A função cênica do Palhaço – porta voz do autor – é abrir e fechar o espetáculo. • O Palhaço tem também a função de descrever, de forma antecipada e didática, o clima da peça, apresentar atores, assim como despertar a curiosidade da platéia sobre o desfecho e adverti-la para que mantenha distanciamento crítico e consciência crítica. • O Palhaço irá esboçar, enfim, a finalidade primordial do espetáculo que é a intenção moralizante e crítica do autor, respaldada na religiosidade cristã, católica. • No Auto da Compadecida, portanto, percebe-se uma função metateatral (metalingüística), exercida pelo Palhaço, que conduz o espetáculo à maneira circense: “Ele se dirige ao público, anunciando o que está por vir e fazendo comentários. Na sua qualidade, ele não se mistura à ação da peça. Aparece, sim, no prólogo do início de cada ato e no epílogo. Porém, em uma de suas intervenções torna-se também ator, ou melhor, curinga, pois participa da cena do enterro de João Grilo”. • Os personagens simbolizam pecados (maiores ou menores), que recebem o direito ao julgamento, que gozam do livre-arbítrio e que são ou não condenados.

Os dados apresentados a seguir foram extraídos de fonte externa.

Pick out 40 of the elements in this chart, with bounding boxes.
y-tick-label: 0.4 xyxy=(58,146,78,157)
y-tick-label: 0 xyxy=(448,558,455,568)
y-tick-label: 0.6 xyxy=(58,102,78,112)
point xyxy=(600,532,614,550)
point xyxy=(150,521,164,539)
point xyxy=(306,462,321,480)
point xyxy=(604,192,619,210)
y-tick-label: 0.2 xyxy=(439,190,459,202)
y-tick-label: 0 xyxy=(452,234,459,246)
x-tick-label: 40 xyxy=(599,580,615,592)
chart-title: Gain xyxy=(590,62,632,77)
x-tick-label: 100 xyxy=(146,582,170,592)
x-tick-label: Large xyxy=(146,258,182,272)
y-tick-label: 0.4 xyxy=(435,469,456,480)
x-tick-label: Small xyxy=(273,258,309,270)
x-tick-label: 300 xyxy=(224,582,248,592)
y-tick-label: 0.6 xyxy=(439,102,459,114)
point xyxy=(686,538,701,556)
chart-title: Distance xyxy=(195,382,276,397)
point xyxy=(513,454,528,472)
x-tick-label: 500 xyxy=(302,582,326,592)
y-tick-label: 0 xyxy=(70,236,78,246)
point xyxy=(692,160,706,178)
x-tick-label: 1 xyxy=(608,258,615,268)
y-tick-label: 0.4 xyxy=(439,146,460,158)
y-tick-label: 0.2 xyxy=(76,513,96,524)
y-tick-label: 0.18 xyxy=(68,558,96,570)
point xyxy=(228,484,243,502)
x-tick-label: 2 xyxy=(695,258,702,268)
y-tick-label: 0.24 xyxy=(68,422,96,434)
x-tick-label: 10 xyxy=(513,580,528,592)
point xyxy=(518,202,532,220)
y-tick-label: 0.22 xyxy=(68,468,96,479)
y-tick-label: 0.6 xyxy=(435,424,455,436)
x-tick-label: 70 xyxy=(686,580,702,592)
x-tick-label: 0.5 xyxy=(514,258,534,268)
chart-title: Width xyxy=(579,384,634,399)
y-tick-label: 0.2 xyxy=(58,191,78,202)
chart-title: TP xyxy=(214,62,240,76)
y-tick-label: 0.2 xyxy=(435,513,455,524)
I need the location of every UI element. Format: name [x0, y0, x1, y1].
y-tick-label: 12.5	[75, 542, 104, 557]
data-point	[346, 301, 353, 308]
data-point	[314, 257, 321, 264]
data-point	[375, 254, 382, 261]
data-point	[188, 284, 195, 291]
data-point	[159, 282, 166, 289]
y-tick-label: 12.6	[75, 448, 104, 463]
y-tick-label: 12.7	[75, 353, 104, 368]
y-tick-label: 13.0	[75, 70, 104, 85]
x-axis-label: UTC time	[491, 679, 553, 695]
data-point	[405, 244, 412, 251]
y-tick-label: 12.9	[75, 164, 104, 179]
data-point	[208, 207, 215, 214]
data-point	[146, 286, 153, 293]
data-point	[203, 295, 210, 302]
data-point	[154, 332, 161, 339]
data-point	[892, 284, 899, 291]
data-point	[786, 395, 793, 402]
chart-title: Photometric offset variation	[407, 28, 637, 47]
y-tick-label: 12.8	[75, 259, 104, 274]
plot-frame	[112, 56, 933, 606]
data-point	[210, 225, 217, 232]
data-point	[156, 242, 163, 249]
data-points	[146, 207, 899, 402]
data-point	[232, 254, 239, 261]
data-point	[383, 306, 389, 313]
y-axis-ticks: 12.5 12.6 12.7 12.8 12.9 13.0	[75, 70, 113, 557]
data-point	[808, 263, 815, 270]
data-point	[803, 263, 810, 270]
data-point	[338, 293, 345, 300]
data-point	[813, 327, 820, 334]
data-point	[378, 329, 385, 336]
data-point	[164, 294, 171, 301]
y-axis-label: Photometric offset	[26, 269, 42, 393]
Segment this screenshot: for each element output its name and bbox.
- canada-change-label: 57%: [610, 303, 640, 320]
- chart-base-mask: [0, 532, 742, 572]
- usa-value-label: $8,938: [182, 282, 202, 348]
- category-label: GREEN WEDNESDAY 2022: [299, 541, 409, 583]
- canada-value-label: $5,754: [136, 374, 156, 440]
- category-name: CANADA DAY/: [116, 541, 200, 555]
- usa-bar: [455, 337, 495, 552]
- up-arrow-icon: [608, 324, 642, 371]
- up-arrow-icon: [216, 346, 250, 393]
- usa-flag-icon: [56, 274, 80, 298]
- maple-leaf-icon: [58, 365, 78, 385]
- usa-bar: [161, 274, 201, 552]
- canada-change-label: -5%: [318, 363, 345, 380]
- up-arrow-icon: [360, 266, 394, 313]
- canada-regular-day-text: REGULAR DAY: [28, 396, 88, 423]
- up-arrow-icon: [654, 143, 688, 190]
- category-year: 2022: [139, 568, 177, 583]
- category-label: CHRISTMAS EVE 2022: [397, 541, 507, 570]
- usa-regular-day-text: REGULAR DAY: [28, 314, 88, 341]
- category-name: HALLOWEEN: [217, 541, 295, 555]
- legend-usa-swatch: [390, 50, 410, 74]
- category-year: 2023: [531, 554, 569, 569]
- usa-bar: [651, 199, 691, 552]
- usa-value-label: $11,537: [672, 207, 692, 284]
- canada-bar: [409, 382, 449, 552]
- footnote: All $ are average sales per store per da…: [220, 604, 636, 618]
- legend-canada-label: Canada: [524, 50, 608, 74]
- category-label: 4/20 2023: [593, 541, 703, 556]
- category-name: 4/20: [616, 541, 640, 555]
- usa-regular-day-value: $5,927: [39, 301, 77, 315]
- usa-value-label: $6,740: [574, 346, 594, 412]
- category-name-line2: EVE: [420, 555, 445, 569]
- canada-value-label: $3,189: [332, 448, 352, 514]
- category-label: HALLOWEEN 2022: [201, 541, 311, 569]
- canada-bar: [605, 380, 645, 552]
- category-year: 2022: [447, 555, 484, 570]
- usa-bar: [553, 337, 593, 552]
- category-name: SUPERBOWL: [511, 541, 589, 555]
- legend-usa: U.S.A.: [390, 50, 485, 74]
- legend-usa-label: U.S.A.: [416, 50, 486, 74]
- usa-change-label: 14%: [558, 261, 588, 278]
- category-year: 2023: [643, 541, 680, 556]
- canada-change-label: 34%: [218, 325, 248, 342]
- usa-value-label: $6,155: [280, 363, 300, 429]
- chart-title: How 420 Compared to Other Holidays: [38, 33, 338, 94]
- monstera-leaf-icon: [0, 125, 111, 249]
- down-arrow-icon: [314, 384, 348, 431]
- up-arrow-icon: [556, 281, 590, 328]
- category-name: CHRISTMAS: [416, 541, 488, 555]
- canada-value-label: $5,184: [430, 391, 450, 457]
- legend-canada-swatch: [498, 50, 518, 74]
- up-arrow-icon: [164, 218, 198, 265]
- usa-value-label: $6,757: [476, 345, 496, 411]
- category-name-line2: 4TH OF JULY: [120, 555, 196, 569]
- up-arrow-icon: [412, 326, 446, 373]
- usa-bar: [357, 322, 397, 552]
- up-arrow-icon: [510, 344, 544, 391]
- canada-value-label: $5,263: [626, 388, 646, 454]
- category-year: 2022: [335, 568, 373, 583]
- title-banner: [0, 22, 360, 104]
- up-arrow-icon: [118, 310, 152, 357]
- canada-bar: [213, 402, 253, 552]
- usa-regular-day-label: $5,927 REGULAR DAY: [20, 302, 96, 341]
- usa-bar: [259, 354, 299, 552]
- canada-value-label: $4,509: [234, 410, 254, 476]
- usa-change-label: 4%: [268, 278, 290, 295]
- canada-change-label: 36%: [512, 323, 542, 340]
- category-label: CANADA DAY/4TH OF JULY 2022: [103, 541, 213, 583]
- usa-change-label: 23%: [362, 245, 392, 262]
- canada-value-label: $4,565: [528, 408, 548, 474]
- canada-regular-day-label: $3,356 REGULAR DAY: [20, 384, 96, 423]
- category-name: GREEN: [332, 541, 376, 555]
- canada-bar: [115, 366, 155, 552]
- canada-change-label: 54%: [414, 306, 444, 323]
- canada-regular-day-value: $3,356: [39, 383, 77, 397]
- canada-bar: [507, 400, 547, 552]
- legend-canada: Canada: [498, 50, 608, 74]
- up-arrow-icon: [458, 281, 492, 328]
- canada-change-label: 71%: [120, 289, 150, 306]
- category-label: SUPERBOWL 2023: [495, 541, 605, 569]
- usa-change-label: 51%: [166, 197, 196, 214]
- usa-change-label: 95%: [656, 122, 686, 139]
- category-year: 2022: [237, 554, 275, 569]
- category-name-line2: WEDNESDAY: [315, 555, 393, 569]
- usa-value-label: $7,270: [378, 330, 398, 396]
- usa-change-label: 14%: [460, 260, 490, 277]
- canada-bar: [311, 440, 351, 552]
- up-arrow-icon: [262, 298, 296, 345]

VII- Conclusão • Como proposição estética, o Auto da Compadecida procura corporificar as seguintes noções: • A criação artística, o teatro em particular, deve levar o povo, a cultura desse povo a ele mesmo. • Daí o circo, seu picadeiro e a representação dentro da representação. • Menos que essa realidade regional e cultural de um povo, o que importa é criar um projeto que defina idéias e concepções universais (as da igreja, no caso) com o fim de conscientizar o público. • Por esse motivo a realidade regional nordestina é, no caso, instrumento de uma idéia e não um fim em si mesma. • Criar um texto teatral é, antes de tudo, criá-lo para uma encenação, daí a absoluta liberdade que o autor dá para qualquer modalidade de encenação.
No Auto da Compadecida, enfim, Ariano reescreve e recontextualiza gêneros medievos em produtos culturais populares nordestinos, questionando procedimentos de exclusão social, política e religiosa, por meio de personagens de extração popular. • Dessa forma, poder-se-ia concluir que o autor trabalha dentro de um enfoque eminentemente regionalista. • Entretanto, cabe observar que o próprio Ariano não propõe, nas indicações que servem de base para a representação, nenhuma atitude expressiva que seja amplamente regionalista, nordestina. • Apenas quatro personagens ligam-se a determinantes regionais: João Grilo, Chico, Severino do Aracaju e o Encourado que, como justifica o próprio autor, “segundo uma crença do sertão do Nordeste, é um homem muito moreno, que se veste como um vaqueiro”.